CIRUGÍA VENECIANA
Seudónimo: Auroch
Tenía la inmensa suerte de haber encontrado un trabajo como guía de turismo en la increíble ciudad de Venecia. Era sin duda la ciudad más romántica de las que conocía y pensé que también de las que conocería en el futuro. Aquella ciudad rezumaba romanticismo en cada calle, plaza, puente o canal. No se parecía a ninguna otra en todo el mundo. Los palacios, mansiones y casonas, pertenecientes antaño a acaudalados mercaderes de la entonces próspera ciudad, se asomaban a los innumerables canales por los que navegaban góndolas, lanchas y vaporettos, que eran como los autobuses y taxis de otros lugares.

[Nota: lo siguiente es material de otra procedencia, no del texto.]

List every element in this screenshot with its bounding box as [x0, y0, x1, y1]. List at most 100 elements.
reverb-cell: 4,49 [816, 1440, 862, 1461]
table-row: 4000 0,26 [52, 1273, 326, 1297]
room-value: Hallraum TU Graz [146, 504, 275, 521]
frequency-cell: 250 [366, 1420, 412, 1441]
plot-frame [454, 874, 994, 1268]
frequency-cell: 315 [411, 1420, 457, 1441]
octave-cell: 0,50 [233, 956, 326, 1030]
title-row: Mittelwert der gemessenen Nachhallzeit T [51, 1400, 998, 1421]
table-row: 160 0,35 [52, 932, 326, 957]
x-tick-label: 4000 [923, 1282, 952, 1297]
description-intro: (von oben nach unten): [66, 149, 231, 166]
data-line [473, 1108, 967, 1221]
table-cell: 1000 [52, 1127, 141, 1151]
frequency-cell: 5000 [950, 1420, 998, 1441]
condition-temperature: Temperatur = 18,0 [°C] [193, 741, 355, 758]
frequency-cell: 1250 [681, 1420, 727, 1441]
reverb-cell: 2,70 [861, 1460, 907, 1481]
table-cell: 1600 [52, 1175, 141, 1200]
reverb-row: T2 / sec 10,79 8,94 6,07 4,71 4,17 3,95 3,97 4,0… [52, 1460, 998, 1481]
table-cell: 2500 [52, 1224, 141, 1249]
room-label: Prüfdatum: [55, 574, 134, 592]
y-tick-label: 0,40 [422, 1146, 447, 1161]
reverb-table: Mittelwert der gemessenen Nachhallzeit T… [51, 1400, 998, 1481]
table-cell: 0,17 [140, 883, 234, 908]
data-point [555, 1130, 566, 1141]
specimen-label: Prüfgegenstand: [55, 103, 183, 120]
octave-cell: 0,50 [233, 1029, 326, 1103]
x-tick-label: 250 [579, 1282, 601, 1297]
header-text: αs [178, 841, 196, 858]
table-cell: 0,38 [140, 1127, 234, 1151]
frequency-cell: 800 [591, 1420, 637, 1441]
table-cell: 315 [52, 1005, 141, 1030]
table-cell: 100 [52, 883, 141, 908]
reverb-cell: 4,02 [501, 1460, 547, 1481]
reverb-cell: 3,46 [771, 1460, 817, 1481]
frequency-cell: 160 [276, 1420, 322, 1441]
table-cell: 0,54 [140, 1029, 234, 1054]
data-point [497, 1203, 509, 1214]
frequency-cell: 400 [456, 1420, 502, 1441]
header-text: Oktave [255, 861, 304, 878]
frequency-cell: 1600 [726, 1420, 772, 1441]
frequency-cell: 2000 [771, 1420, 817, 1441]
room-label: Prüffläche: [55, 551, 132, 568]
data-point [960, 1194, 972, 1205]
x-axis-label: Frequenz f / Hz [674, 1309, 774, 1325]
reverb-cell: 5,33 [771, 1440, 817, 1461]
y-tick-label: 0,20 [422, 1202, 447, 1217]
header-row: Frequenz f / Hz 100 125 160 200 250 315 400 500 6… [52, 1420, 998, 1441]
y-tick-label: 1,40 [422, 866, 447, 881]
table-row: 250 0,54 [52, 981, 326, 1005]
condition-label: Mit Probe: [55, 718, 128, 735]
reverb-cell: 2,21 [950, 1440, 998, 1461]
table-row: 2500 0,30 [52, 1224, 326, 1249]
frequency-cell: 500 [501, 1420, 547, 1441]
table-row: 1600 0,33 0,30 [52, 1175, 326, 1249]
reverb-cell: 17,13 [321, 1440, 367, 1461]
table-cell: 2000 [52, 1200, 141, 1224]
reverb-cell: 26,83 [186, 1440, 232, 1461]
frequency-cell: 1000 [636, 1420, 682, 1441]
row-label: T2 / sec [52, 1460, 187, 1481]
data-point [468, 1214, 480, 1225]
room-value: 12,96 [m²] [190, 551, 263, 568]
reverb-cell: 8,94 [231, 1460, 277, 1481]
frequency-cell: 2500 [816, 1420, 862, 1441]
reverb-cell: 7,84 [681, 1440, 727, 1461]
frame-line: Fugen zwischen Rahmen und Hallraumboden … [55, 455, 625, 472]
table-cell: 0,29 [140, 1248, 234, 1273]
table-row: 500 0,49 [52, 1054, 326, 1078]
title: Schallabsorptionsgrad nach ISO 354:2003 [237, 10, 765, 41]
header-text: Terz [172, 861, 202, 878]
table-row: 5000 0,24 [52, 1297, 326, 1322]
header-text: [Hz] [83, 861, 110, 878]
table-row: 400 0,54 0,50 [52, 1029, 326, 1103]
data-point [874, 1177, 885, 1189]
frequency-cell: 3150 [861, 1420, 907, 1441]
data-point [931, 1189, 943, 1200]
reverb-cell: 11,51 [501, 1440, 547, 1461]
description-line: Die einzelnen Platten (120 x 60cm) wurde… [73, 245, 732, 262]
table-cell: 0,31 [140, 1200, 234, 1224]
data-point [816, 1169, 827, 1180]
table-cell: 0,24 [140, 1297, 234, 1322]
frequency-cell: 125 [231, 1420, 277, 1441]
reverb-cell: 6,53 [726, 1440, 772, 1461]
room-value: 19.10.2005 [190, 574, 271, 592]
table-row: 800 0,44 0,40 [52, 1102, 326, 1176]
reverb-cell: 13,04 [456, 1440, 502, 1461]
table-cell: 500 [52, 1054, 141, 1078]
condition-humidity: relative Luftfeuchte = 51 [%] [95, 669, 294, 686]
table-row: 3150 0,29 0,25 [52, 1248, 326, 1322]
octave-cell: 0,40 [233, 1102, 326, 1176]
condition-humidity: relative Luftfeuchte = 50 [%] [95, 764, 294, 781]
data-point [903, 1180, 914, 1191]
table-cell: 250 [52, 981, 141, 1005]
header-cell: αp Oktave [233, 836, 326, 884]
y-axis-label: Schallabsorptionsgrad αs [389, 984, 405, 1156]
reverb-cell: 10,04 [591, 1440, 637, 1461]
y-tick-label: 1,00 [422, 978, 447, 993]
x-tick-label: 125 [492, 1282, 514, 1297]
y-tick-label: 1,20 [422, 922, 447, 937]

A mi llegada a la ciudad unos meses antes, tomé un vaporetto que me llevó directamente a la Riba degli Schiavoni, frente a la Piazza San Marco. Mi primera impresión había sido impactante. Nada más desembarcar en el muelle, mi sensación fue la de haber retrocedido varios siglos en el tiempo, viéndome envuelto por la atmósfera de los edificios a mi alrededor y las góndolas en el muelle con su característico chapaleo. La torre de ladrillo utilizada antiguamente para el avistamiento de las naves que se acercaban, llamada El Campanile por un lado, el Palazzo Ducale por otro y la Basílica de San Marco un poco más allá, me hicieron imaginar a los ricos comerciantes, quizá familiares de Marco Polo, y a los cortesanos del Dogo paseando por los soportales y el espacio abierto de la plaza. Gratamente impresionado por aquel primer contacto, recorrí la plaza para respirar su ambiente y entré por una de las calles que partían de ella. Mi camino me llevó entre vetustos edificios que destilaban humedad e historia, antiguos muelles de carga o fondamentas junto a los canales y puentes que los atravesaban en un laberinto de callejones en los que apenas se podían cruzar dos personas. Los bacaros o pequeños bares donde tomar una copa de vino y una comida casera, se alternaban con tiendas de venta de cristal de Murano y otras de máscaras de carnaval.
Llevaba trabajando ya una temporada en la ciudad la tarde en que me dirigí hacia uno de los lugares al que me había acostumbrado a acudir casi todos los días, la librería "Acqua Alta", dada mi pasión por los libros antiguos. El nombre venía dado por las mareas altas de Venecia que se conocen como acqua alta, y es un fenómeno que consiste en que el nivel del agua supera los noventa centímetros por encima del nivel de la marea normal. La frecuencia en la que se producen las inundaciones ha ido en aumento a lo largo del último siglo, de menos de diez a más de sesenta veces por año. Las aguas de la marea suelen invadir las calles, plazas, y las plantas bajas de muchas viviendas y edificios públicos y religiosos. Actualmente, muchas plantas bajas ya no son habitables porque son inundadas constantemente. Los inconvenientes y problemas por las aguas altas se han ido solucionando sobrealzando el suelo de las plantas bajas aportando más material y creando pavimentos a nivel cada vez más alto. Y gracias a las nuevas técnicas disponibles se han propuesto defensas de construcción para los edificios como los aljibes de hormigón bajo los pavimentos para impedir la filtración del agua. Un aljibe es un depósito destinado a guardar agua, que se conduce mediante canalizaciones. Las paredes internas suelen estar recubiertas de una mezcla de cal, arena, óxido de hierro, arcilla roja y resina de lentisco, para impedir filtraciones y la putrefacción del agua que contiene. El secreto, es el mantenimiento constante, una lucha interminable contra el agua salada. El Acqua Alta es un fenómeno que se produce en Venecia particularmente en otoño e invierno, aunque puede darse en cualquier otra época. Si el nivel sube hasta el metro sesenta, no queda un rincón seco en toda Venecia.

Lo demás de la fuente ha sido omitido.